Épreuve de Bernoulli

Spé. Mathématiques · Terminale · cours rédigé et vérifié par Claryo, conforme au Bulletin officiel

Définitions et théorèmes

Une épreuve de Bernoulli est une expérience aléatoire qui n'a que deux issues possibles : l'une appelée succès (de probabilité p), l'autre échec (de probabilité 1 - p). Le réel p, avec 0 \leqslant p \leqslant 1, est le paramètre de l'épreuve.

On lui associe souvent une variable indicatrice X qui vaut 1 en cas de succès et 0 en cas d'échec. Sa loi est : P(X = 1) = p et P(X = 0) = 1 - p. On dit que X suit la loi de Bernoulli de paramètre p.

Espérance et variance de l'indicatrice. Pour cette variable : E(X) = p, \qquad V(X) = p(1-p), \qquad \sigma(X) = \sqrt{p(1-p)}.

Formules à connaître

  • Paramètre : p = P(\text{succès}), q = 1 - p = P(\text{échec}).
  • Loi indicatrice : P(X=1) = p, P(X=0) = 1-p.
  • E(X) = p.
  • V(X) = p(1-p), \sigma(X) = \sqrt{p(1-p)}.

Méthodes type bac

Reconnaître une épreuve de Bernoulli. On vérifie qu'il n'y a que deux issues (succès / échec). Toute expérience binaire (réussite/échec, pile/face, défectueux/conforme, malade/sain) en est une.

Définir clairement le succès. On choisit l'issue à laquelle on s'intéresse comme « succès » et on en lit la probabilité p. Attention : le « succès » peut être un événement défavorable au sens courant (par exemple « la pièce est défectueuse »).

Calculer E et V de l'indicatrice. On applique directement E(X) = p et V(X) = p(1-p).

Pièges fréquents

  • Plus de deux issues. Si l'expérience a trois issues ou plus (par exemple un dé non regroupé), ce n'est pas une épreuve de Bernoulli sans regroupement préalable.
  • Mal choisir p. Si on définit le succès comme « fonctionne » alors que l'énoncé donne la probabilité de panne, il faut prendre p = 1 - (\text{proba de panne}).
  • Confondre p et 1-p. Toujours préciser ce qu'est le succès avant de donner p.

Pour l'épreuve

L'épreuve de Bernoulli est la brique élémentaire : une expérience à deux issues. Énonce toujours en une phrase ce qu'est le « succès » et lis p avec soin. Retiens E(X) = p et V(X) = p(1-p) pour l'indicatrice : ces formules se généralisent à la loi binomiale (où E = np et V = np(1-p)). C'est de la répétition indépendante et identique d'épreuves de Bernoulli que naît le schéma de Bernoulli.

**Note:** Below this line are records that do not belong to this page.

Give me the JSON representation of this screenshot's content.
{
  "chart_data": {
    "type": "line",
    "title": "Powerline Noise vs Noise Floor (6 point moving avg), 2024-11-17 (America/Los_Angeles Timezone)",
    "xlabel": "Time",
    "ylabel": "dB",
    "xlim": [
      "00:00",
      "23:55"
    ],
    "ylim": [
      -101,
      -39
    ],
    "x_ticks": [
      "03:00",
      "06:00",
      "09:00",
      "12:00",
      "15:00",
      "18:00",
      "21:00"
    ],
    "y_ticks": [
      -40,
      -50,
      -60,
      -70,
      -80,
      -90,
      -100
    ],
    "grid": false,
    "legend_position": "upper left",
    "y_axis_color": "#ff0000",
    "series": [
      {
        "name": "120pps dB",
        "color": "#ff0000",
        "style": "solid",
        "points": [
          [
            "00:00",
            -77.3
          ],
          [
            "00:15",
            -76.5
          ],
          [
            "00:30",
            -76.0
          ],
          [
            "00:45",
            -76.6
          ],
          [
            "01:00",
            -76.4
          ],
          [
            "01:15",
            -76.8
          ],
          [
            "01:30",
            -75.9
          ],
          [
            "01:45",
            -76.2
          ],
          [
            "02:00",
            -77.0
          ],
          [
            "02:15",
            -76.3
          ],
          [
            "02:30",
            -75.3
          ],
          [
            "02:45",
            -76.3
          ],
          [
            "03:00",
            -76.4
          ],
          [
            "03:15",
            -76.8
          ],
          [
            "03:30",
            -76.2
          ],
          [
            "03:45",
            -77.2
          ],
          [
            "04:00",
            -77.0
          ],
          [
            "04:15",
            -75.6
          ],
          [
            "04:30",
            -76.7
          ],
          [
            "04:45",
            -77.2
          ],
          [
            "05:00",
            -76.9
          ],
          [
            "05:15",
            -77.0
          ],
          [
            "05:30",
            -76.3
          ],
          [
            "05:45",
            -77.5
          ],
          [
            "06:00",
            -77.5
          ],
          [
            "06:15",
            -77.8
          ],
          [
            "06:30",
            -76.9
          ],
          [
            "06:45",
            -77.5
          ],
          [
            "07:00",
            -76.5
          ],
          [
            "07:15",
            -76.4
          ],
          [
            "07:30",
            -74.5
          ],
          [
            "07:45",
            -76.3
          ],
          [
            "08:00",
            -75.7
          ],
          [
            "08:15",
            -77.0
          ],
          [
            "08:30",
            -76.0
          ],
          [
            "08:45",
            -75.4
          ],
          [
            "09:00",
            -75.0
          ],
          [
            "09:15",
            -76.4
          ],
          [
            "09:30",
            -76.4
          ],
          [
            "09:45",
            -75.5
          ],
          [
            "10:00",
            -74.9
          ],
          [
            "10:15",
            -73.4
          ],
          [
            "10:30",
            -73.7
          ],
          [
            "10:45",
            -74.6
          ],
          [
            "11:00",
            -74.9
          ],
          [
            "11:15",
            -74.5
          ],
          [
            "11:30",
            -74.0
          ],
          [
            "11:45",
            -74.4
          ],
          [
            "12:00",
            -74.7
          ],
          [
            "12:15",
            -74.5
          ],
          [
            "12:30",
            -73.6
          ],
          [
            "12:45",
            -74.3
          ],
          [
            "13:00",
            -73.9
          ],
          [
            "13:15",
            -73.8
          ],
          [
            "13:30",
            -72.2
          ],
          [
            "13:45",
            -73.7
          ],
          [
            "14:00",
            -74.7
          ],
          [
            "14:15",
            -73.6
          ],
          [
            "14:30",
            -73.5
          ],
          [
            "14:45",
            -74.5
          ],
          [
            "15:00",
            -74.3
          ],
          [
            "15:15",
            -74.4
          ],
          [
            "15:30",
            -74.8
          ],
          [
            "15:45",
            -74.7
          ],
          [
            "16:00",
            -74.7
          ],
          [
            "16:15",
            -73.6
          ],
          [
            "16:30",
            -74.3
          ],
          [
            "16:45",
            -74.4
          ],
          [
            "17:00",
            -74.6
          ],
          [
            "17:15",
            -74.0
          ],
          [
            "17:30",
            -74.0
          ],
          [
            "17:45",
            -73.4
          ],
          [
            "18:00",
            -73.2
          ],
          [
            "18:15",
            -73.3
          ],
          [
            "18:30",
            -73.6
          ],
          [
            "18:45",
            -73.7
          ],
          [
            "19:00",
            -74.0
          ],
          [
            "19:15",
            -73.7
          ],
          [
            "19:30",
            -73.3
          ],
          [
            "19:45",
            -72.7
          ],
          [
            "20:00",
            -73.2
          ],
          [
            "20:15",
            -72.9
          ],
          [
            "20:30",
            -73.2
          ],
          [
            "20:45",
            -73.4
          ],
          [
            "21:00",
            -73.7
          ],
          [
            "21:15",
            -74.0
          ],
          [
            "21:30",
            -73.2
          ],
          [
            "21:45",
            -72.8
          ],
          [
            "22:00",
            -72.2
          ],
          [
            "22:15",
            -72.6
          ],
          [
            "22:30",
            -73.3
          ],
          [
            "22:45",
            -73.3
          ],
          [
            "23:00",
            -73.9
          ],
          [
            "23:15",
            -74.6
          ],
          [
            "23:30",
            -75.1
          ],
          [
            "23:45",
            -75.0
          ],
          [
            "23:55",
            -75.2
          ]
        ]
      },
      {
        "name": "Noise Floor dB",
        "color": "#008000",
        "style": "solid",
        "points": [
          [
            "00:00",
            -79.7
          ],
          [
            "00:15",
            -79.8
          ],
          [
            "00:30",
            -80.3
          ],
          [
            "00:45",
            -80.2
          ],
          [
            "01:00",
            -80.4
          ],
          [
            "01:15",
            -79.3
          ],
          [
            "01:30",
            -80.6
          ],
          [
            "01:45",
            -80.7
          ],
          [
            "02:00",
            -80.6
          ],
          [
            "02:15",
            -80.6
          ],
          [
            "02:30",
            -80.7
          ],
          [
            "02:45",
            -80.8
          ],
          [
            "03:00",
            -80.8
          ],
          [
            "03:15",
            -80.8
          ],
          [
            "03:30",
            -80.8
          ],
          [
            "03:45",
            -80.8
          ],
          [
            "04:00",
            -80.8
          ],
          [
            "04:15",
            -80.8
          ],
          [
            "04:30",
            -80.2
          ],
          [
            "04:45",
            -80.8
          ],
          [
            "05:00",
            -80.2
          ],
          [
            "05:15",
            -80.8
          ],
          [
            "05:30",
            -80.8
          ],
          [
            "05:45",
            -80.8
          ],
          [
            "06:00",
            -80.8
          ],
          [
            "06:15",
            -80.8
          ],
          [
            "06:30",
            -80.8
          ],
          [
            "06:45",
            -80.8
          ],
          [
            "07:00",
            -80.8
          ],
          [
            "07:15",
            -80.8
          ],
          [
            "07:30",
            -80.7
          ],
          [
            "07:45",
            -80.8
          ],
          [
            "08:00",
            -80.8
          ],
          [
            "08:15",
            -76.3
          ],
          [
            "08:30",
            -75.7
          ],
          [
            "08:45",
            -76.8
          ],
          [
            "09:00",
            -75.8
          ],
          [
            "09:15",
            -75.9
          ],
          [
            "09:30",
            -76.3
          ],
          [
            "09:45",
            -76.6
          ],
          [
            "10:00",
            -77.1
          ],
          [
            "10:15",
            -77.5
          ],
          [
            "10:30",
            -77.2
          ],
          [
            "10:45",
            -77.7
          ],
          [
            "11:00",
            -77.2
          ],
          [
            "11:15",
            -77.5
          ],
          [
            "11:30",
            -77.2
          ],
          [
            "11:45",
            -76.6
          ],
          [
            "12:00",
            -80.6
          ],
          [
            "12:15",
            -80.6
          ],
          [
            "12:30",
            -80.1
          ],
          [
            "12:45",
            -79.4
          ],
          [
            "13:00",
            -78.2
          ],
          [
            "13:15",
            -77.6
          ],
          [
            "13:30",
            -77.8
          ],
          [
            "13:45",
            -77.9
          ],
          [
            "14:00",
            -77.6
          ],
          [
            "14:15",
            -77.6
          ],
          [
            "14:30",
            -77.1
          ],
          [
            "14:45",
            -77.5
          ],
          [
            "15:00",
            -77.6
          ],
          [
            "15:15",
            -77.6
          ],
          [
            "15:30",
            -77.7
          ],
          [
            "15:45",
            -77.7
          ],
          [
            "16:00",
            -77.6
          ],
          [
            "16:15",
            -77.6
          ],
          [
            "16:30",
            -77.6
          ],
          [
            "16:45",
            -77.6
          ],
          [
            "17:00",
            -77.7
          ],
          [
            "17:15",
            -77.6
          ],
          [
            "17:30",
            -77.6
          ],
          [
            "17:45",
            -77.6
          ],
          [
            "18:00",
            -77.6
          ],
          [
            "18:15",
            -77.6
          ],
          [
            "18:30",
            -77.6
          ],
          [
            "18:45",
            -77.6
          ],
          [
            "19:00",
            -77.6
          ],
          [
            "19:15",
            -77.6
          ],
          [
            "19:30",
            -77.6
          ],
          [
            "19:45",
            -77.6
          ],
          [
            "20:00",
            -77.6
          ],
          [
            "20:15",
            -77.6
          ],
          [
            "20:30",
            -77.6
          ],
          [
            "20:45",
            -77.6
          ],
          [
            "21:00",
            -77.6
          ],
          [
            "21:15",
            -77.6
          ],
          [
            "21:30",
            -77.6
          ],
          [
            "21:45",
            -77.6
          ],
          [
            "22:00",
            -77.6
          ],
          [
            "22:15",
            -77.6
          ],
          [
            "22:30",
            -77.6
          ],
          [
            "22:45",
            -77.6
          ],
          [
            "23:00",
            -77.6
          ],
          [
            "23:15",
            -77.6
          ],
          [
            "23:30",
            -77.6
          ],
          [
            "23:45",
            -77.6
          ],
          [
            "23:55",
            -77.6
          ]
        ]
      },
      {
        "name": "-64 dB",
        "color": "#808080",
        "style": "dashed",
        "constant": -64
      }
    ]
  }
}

Beaucoup de situations concrètes se ramènent à une épreuve de Bernoulli après un regroupement d'issues : un dé à six faces devient une épreuve de Bernoulli dès qu'on regroupe certaines faces en « succès » et les autres en « échec ». Le travail consiste alors à calculer la probabilité du regroupement choisi. C'est pourquoi définir précisément le succès est la première étape de toute modélisation. Garde aussi à l'esprit que la variance p(1-p) est maximale lorsque l'incertitude est la plus grande, c'est-à-dire pour p = \tfrac{1}{2}, et qu'elle s'annule lorsque p = 0 ou p = 1, cas où le résultat est certain : cette lecture qualitative aide à vérifier la cohérence de tes calculs.